At this point, I would highly encourage you listen at 15:45 or so to get the discussion surrounding all of these numbers.

PNG of Numbers

Download Your Very Own PDF Copy

 

No need to be concerned with universal versus whole life insurance and there's likely no good reason for you split up your money between both types of policy.  If you have a set amount of money to apply toward the strategy, pick one or the other and focus on that strategy.

In most cases, there will be a clear winner, so you don't have to make it a universal versus whole life insurance from the standpoint of one being better than the other.

 


6 Responses to “111 Universal Versus Whole Life Insurance: Why Not Both?”

  1. Dan Fittro says:

    Hello Brantley,

    Thank you for the examples. It seems to be a no-brainer to me to put $40,000/ yr. into the IUL policy, if the IUL cap rates would not change significantly, as you addressed.

    Can you tell me approximately how much more cash value these policies might accumulate if a ‘Private Banking’ method would be implemented by borrowing and repaying $25,000 for a new car, etc. every 5 yrs. beginning in policy year 7, as the Banking on Yourself experts recommend?

    Also, what kind of criticism do you imagine would these options receive from a broker, who would definitely recommend pouring 40 grand annually into stocks, bonds, and other risky funds, while telling you life insurance for any retirement funds is a total waste of one’s money.

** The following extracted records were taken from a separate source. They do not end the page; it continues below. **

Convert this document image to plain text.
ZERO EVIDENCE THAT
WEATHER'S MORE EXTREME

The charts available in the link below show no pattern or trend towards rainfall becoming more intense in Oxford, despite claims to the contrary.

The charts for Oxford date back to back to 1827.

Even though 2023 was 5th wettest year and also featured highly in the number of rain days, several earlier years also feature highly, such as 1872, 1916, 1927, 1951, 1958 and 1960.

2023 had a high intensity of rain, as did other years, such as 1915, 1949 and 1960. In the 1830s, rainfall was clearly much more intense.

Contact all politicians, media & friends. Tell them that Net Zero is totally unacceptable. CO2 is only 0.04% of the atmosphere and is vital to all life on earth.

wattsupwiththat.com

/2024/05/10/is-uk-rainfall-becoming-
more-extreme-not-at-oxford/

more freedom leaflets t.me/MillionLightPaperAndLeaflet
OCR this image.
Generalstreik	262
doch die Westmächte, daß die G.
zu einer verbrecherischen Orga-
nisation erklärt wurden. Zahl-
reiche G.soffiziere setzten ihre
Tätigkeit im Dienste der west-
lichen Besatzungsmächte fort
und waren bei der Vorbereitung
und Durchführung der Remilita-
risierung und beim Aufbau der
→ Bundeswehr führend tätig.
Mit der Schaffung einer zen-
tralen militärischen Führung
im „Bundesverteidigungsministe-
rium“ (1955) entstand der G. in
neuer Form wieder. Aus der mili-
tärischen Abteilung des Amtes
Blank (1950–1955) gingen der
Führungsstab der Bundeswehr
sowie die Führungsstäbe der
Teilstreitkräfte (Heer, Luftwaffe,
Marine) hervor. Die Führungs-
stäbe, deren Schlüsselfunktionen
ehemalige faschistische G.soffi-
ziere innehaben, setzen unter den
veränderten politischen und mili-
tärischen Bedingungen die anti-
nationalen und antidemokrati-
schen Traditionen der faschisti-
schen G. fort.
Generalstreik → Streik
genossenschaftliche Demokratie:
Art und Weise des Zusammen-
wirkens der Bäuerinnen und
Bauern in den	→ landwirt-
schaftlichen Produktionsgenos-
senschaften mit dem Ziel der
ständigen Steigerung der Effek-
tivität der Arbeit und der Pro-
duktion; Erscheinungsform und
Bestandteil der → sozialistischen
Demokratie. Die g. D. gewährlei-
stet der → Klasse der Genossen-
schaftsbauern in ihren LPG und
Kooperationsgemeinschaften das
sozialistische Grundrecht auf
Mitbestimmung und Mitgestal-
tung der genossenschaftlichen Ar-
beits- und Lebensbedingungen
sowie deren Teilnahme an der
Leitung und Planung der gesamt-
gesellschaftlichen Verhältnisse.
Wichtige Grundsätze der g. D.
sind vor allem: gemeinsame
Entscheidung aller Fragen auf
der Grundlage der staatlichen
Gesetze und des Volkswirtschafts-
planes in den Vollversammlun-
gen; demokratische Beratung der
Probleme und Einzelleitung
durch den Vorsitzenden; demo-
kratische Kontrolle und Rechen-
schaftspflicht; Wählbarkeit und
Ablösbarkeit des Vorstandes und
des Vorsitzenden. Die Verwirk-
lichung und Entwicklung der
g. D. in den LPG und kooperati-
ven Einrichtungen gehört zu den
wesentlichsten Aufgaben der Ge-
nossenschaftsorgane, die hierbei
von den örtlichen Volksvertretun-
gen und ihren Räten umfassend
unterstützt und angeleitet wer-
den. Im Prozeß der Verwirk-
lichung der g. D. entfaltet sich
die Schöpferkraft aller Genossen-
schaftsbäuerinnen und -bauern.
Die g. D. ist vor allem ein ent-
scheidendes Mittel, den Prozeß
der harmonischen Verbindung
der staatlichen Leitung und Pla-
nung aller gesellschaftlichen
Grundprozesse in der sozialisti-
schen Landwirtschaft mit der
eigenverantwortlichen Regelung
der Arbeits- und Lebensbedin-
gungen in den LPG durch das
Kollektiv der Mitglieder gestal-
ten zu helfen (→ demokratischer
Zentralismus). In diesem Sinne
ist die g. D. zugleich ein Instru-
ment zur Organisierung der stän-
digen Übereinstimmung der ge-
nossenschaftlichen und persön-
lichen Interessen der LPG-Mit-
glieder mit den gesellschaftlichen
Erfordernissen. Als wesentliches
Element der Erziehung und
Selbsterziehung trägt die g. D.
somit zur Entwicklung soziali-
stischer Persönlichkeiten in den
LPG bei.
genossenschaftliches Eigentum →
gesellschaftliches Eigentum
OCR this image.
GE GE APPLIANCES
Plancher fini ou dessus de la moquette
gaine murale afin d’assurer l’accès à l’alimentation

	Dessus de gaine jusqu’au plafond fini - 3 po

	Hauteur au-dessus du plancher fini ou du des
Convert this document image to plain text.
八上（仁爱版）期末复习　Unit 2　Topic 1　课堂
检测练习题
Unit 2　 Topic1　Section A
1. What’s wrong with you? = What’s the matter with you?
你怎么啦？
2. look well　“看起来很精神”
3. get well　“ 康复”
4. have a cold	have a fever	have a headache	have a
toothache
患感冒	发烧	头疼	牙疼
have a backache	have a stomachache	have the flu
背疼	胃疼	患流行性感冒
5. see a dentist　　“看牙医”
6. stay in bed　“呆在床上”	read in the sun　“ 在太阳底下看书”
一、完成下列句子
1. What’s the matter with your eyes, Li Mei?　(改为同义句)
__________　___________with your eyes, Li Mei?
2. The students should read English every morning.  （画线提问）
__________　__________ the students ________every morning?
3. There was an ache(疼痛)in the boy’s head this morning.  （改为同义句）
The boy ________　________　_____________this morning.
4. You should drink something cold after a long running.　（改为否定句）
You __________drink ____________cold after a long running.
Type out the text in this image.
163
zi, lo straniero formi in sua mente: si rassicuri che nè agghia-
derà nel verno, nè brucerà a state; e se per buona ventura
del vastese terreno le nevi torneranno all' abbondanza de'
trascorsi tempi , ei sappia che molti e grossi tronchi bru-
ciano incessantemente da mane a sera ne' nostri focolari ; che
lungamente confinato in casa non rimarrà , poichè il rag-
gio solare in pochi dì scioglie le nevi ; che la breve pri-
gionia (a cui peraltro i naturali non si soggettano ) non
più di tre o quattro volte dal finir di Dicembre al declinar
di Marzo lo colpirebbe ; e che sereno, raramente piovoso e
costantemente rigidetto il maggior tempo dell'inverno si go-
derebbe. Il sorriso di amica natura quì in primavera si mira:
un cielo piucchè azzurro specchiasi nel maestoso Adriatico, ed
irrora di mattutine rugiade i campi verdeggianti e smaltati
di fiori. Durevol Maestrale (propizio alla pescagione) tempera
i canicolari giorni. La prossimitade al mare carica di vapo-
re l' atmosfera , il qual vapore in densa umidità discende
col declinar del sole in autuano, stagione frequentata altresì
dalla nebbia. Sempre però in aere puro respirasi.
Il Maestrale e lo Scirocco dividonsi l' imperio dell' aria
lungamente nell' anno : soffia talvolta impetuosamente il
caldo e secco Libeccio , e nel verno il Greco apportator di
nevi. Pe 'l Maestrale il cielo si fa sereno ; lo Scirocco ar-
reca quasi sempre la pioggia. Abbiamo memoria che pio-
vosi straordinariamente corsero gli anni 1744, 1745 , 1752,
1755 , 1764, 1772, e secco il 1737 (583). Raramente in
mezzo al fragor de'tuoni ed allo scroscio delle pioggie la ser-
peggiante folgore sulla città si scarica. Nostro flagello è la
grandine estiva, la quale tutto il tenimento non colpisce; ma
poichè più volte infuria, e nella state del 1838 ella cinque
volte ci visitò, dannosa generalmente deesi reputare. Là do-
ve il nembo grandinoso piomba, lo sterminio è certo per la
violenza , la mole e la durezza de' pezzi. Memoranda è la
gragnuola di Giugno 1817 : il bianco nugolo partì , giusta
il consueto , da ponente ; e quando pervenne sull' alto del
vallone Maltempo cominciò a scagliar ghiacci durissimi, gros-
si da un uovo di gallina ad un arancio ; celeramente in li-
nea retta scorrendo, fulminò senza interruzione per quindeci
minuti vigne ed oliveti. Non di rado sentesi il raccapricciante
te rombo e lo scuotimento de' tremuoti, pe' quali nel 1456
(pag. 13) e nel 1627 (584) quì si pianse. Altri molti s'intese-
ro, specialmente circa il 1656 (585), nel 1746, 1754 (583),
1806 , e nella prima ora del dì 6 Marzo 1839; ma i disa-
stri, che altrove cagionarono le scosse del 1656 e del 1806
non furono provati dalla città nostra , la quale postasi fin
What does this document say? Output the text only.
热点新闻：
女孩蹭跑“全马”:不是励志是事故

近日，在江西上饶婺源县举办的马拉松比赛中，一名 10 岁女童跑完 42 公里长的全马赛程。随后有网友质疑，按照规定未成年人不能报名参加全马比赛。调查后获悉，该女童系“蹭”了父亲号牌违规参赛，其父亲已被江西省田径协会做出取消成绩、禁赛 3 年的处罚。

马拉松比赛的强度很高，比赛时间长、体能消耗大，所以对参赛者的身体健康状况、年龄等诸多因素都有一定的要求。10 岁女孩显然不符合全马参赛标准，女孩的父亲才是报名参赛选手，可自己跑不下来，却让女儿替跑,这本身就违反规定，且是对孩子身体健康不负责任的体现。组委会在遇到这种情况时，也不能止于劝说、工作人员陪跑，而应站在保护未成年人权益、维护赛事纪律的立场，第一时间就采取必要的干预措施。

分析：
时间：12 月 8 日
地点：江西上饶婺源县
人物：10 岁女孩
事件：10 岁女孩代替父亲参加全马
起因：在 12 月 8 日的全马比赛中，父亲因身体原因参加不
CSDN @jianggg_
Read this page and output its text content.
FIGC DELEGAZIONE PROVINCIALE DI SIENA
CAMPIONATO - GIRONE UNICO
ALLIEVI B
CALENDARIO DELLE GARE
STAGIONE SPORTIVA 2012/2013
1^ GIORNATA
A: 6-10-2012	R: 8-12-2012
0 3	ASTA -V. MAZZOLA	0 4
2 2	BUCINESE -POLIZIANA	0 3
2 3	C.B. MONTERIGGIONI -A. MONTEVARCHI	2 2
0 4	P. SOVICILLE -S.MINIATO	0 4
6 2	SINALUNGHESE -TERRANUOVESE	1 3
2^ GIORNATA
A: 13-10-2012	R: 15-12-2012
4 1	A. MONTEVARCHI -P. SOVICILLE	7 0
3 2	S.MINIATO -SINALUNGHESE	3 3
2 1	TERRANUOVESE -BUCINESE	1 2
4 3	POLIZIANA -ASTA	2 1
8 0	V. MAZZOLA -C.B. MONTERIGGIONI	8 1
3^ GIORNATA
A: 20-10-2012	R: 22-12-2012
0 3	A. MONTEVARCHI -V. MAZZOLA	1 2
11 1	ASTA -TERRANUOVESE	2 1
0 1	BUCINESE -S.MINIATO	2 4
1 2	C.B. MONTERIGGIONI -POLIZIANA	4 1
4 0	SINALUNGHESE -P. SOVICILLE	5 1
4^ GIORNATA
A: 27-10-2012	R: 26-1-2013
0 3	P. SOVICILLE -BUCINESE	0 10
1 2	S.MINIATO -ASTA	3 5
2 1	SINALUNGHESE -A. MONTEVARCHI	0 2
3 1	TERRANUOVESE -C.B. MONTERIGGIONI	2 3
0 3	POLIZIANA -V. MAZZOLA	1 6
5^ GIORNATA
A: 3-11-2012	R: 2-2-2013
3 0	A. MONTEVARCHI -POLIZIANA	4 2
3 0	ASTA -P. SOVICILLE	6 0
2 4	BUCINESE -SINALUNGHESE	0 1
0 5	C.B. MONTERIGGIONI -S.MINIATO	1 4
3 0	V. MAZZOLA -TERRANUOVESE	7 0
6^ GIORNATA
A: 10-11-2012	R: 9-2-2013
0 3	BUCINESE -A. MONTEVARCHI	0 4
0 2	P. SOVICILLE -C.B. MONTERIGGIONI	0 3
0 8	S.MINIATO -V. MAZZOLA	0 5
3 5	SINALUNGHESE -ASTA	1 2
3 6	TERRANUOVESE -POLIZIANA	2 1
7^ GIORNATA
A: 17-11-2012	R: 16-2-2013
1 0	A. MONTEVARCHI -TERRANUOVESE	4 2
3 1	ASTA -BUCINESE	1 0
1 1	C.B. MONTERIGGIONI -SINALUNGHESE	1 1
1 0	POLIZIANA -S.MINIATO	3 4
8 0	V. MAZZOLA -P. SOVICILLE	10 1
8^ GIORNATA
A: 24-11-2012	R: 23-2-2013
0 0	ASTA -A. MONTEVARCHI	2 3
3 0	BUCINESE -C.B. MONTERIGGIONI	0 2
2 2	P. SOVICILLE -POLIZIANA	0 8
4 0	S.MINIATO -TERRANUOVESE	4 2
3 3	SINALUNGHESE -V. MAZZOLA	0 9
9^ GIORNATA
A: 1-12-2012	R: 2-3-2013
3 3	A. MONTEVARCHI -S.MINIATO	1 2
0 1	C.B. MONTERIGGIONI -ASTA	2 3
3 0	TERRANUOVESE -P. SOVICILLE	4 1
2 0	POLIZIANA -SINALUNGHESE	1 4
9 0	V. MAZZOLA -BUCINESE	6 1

    I am an independent life agent in Florida. Do you provide any recommendations for policy design to independent agents?

    Thank you,

    Dan

  2. Scott Scarborough says:

    When people have two policies don’t they interfere with one another on a tax basis? Or are these cash flow policies completely independent of each other as far as avoidance of Modified Endowment Contract status or other IRS hoops one has to jump through? If a person has two policies do they have to insure two different people?

    • Brandon Roberts says:

      Hi Scott,

      Nope, each policy is independent of the other. Owning more than one policy on one life does not mean that they together affect MEC calculations.

      • Scott S says:

        I have two polices on two people. Me and my significant other. My adviser, BOY, set them both up with Lafayette Life. You had criticisms of Lafayette Life saying that they have a rather cavalier attitude to MEC testing. A couple of months ago I received a letter from them telling me that I would be receiving a free Term insurance rider to make my contracts fit MEC status (I interpret that as they screwed up and they are making up for it). I was assured by my BOY adviser that my policies did not go off over the MEC cliff, that if a premium payment did that that Lafayette Life would return the check.

        My mother passed away this year and left me some money. I was thinking about starting another Whole life policy on one or all of my Kids but your blog says that this is not a good way to shelter large sums of money since insurance companies are reluctant to insure children for large amounts. That is OK since I don’t have large amounts! If possible I would like to have a small policy for each of the kids. I consider starting other contracts with Lafayette Life to be putting all of my eggs in one basket. What would you recommend? You can ask me more questions if you wish.